Tevel Aerobotics has developed a fundamentally novel approach to fruit harvesting: fleets of tethered flying autonomous robots (FARs) that navigate between trees, identify ripe fruit using computer vision, and pick it with robotic arms — all without bruising the produce. The drones are tethered for continuous power and can assess fruit ripeness, detect diseases in real-time, and perform selective harvesting that human pickers cannot match for consistency. The system is deployed commercially in Israel, Spain, and Chile across apple, stone fruit, and citrus orchards.
The technology merges three Israeli strengths: drone engineering (from the defense sector), computer vision (from the autonomous vehicle ecosystem), and agricultural innovation (from decades of constraint-driven farming). Flying robots solve a problem that ground-based harvesters cannot: they navigate the three-dimensional canopy of fruit trees without damaging branches or requiring tree architecture to be modified for machine access.
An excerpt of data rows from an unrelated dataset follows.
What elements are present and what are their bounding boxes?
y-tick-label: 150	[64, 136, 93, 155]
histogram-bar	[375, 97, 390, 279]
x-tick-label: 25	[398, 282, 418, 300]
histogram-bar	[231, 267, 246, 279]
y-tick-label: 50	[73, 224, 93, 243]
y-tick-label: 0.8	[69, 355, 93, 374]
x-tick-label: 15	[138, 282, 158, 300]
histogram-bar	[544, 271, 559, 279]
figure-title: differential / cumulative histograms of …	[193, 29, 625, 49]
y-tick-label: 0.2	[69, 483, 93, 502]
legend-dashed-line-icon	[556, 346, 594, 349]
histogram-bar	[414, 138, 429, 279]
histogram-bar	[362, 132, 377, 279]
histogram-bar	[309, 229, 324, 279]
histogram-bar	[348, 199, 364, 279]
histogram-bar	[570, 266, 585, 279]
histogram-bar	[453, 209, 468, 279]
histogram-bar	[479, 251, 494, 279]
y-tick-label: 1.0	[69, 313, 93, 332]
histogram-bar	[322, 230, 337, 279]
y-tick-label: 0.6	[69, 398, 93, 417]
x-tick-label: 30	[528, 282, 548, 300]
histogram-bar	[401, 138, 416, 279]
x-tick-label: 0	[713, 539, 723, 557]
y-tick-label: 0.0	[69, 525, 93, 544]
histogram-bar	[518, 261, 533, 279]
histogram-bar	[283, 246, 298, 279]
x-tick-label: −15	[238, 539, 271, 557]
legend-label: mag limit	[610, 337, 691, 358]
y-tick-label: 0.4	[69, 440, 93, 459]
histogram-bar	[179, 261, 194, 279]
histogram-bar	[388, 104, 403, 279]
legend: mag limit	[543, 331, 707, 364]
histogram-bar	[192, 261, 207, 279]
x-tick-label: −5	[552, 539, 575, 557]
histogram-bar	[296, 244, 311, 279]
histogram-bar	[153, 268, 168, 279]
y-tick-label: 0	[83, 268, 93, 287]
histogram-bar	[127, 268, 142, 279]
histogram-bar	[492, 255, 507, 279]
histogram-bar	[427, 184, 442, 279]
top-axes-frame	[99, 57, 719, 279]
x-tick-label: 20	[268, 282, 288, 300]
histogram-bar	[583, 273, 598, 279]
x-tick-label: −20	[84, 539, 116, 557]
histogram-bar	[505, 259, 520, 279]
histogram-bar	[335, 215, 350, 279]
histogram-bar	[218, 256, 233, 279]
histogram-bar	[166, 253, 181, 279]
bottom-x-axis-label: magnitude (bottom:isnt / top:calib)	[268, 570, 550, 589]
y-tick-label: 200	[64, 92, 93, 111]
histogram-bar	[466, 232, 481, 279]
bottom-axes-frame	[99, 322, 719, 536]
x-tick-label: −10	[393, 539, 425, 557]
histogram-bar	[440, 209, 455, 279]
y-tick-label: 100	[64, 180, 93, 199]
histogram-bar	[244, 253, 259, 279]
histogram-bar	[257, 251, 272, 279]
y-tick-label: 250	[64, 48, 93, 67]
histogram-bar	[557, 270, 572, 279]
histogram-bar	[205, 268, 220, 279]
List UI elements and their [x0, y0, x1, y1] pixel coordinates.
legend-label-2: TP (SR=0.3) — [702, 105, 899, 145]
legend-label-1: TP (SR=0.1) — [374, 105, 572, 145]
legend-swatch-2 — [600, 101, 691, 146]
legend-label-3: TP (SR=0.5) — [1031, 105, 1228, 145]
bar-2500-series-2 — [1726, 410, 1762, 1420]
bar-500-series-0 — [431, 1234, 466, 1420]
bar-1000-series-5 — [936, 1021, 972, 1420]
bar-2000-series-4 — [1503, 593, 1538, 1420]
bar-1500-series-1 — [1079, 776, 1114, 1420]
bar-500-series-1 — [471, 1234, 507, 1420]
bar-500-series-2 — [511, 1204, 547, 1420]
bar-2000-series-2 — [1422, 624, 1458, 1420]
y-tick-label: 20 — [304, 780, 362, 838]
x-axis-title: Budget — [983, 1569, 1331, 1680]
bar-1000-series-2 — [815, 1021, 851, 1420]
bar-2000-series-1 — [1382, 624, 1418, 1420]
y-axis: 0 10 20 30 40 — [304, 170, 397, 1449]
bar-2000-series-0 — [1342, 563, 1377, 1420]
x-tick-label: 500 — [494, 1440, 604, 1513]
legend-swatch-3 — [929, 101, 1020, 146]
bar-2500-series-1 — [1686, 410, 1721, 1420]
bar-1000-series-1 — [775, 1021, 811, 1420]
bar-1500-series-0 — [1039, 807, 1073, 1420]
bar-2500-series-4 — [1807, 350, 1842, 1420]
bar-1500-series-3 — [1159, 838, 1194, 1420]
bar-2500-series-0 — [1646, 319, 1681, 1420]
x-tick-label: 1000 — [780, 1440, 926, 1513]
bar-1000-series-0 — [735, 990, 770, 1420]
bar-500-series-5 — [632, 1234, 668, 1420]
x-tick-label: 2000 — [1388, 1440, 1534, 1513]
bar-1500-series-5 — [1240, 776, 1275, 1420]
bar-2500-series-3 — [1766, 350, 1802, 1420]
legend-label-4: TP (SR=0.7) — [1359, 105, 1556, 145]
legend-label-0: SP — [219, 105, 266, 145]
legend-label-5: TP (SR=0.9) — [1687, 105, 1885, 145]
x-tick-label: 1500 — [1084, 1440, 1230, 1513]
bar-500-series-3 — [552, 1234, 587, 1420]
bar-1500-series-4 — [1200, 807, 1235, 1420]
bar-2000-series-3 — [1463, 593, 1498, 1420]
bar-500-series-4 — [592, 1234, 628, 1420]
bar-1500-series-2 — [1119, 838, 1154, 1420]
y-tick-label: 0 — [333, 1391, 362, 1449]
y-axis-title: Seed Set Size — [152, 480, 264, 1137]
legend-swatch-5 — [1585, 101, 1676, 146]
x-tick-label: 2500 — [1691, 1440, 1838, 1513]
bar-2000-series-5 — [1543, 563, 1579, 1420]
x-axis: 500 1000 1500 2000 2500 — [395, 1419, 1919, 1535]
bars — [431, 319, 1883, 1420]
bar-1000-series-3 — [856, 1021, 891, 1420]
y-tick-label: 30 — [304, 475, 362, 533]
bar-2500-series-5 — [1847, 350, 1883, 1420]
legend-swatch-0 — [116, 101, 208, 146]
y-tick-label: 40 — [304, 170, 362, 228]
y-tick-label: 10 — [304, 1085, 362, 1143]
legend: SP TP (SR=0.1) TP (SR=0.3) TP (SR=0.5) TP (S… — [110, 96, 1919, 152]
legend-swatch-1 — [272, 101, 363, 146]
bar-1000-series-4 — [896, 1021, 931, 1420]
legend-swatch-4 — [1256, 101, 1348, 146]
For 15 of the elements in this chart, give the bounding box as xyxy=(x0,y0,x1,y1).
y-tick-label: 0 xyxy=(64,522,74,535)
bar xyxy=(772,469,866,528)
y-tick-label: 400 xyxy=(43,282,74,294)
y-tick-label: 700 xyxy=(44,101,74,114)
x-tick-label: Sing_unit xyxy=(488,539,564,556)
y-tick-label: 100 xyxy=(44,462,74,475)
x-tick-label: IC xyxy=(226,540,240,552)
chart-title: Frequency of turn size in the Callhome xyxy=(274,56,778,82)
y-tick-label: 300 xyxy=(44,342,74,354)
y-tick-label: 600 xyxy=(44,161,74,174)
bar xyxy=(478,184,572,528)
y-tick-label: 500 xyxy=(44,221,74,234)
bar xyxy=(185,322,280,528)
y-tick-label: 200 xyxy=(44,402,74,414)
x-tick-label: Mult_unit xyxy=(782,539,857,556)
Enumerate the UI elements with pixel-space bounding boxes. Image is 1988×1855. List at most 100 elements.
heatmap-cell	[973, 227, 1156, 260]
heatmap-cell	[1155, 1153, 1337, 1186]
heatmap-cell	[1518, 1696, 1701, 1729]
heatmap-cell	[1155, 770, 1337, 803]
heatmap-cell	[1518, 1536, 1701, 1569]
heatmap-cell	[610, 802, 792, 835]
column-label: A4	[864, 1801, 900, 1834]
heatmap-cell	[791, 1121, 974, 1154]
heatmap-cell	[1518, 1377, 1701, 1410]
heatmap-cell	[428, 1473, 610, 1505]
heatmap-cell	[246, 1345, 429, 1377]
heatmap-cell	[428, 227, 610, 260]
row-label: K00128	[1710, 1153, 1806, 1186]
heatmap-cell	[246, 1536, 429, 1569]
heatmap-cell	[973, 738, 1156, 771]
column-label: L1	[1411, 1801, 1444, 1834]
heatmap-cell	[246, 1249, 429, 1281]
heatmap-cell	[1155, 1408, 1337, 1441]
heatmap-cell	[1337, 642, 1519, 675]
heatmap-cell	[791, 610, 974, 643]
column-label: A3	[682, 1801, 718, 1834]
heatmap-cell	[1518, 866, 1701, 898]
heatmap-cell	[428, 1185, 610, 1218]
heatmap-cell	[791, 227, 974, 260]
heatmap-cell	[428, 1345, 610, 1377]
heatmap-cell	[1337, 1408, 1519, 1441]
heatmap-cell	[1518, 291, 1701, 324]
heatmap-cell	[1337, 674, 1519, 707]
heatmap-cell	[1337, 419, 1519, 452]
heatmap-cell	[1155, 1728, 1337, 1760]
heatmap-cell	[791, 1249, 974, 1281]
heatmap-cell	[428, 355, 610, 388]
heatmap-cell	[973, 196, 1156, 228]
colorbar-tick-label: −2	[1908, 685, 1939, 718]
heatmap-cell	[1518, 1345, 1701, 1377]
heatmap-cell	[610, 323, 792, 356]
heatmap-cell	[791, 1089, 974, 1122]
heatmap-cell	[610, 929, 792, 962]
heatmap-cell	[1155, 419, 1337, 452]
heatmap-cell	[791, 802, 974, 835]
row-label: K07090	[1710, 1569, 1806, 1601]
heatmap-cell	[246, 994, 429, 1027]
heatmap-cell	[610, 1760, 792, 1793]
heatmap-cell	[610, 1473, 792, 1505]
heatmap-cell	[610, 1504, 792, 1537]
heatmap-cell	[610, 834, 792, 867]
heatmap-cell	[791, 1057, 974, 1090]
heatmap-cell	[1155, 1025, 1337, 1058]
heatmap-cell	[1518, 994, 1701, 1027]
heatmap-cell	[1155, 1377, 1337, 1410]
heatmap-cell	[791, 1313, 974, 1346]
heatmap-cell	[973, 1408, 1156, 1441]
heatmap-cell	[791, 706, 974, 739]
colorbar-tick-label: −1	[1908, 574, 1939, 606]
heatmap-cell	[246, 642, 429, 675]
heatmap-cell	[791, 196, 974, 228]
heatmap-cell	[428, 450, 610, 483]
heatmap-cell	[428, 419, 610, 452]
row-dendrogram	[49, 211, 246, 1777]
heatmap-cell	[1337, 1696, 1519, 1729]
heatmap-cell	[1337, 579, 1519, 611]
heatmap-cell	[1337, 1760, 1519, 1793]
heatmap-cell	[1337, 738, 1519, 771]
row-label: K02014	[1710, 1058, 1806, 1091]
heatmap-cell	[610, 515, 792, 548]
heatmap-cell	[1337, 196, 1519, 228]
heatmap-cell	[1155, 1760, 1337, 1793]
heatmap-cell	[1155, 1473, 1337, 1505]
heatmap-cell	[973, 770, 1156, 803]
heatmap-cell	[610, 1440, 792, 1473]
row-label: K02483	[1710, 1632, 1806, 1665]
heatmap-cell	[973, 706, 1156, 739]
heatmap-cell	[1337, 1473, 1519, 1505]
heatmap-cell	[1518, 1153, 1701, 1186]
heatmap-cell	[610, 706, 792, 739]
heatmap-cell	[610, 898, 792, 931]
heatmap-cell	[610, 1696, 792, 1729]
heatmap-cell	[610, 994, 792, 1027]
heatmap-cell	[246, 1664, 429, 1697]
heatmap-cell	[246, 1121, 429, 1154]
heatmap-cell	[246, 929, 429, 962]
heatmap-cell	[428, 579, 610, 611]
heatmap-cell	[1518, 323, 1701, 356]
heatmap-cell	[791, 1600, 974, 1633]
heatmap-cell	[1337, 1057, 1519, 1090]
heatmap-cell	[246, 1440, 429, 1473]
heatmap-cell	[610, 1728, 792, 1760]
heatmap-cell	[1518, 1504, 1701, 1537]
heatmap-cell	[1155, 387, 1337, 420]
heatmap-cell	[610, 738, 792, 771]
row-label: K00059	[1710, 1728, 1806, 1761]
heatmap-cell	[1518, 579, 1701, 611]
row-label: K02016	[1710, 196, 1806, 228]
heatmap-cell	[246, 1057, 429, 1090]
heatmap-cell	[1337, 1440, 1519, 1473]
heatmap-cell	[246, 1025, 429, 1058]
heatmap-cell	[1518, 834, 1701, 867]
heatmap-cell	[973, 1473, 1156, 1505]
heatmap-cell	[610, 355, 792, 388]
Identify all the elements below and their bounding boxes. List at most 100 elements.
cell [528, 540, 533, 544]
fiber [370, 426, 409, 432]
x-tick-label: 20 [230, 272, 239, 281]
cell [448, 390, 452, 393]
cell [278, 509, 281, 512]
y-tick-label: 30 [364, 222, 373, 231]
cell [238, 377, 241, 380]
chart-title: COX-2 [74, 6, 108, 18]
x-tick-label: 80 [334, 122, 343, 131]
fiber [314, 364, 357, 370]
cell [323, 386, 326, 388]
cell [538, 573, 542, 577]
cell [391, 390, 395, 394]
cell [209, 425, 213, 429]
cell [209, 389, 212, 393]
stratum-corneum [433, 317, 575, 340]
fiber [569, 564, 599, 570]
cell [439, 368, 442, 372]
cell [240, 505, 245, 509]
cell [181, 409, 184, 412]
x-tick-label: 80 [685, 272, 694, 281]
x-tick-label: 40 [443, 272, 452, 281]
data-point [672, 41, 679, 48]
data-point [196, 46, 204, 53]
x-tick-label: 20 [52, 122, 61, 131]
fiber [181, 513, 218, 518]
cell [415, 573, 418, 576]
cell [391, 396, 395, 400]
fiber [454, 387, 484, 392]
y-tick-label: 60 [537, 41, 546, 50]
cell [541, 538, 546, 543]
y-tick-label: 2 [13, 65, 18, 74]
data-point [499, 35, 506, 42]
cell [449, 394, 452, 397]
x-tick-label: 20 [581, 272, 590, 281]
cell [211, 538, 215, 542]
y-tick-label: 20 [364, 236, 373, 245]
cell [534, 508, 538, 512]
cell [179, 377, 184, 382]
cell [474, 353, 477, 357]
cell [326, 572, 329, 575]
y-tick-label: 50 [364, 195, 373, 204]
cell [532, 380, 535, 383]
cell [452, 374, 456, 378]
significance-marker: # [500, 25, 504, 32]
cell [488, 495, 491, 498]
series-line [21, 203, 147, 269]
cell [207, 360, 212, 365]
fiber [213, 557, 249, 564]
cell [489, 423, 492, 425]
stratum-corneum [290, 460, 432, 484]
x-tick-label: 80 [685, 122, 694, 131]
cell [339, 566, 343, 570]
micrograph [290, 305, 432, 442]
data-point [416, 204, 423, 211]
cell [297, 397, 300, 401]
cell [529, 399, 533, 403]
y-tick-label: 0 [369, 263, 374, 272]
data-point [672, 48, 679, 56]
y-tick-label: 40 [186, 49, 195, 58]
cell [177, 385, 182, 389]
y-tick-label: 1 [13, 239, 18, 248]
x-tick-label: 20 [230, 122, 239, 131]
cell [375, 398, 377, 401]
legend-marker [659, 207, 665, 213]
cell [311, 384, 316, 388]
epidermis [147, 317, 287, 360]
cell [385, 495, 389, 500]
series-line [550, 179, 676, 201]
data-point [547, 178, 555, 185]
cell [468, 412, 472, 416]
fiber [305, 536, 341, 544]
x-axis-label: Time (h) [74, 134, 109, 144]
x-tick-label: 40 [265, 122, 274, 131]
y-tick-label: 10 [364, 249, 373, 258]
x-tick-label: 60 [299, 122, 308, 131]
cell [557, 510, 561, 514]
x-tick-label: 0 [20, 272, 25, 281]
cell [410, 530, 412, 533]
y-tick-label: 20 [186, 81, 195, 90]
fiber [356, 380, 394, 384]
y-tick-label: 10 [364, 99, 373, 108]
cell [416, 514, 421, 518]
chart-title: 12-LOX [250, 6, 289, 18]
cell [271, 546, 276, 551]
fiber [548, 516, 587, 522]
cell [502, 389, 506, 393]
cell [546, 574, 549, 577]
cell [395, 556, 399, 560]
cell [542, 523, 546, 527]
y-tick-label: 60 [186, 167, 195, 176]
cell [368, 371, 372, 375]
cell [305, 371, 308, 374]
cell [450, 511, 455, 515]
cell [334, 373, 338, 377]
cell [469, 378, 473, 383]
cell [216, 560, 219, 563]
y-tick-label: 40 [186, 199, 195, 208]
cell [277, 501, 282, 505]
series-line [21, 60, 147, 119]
Strategically, autonomous harvesting addresses a $50 billion global fruit industry facing acute labor shortages — in many developed countries, 20-30% of fruit crops go unharvested due to insufficient seasonal labor. Tevel's pick-as-a-service model (charging per kilogram harvested) aligns grower incentives with technology adoption. The flying-robot paradigm, while initially counterintuitive, may prove more scalable than ground-based robotic arms for the irregular geometries of tree fruit production.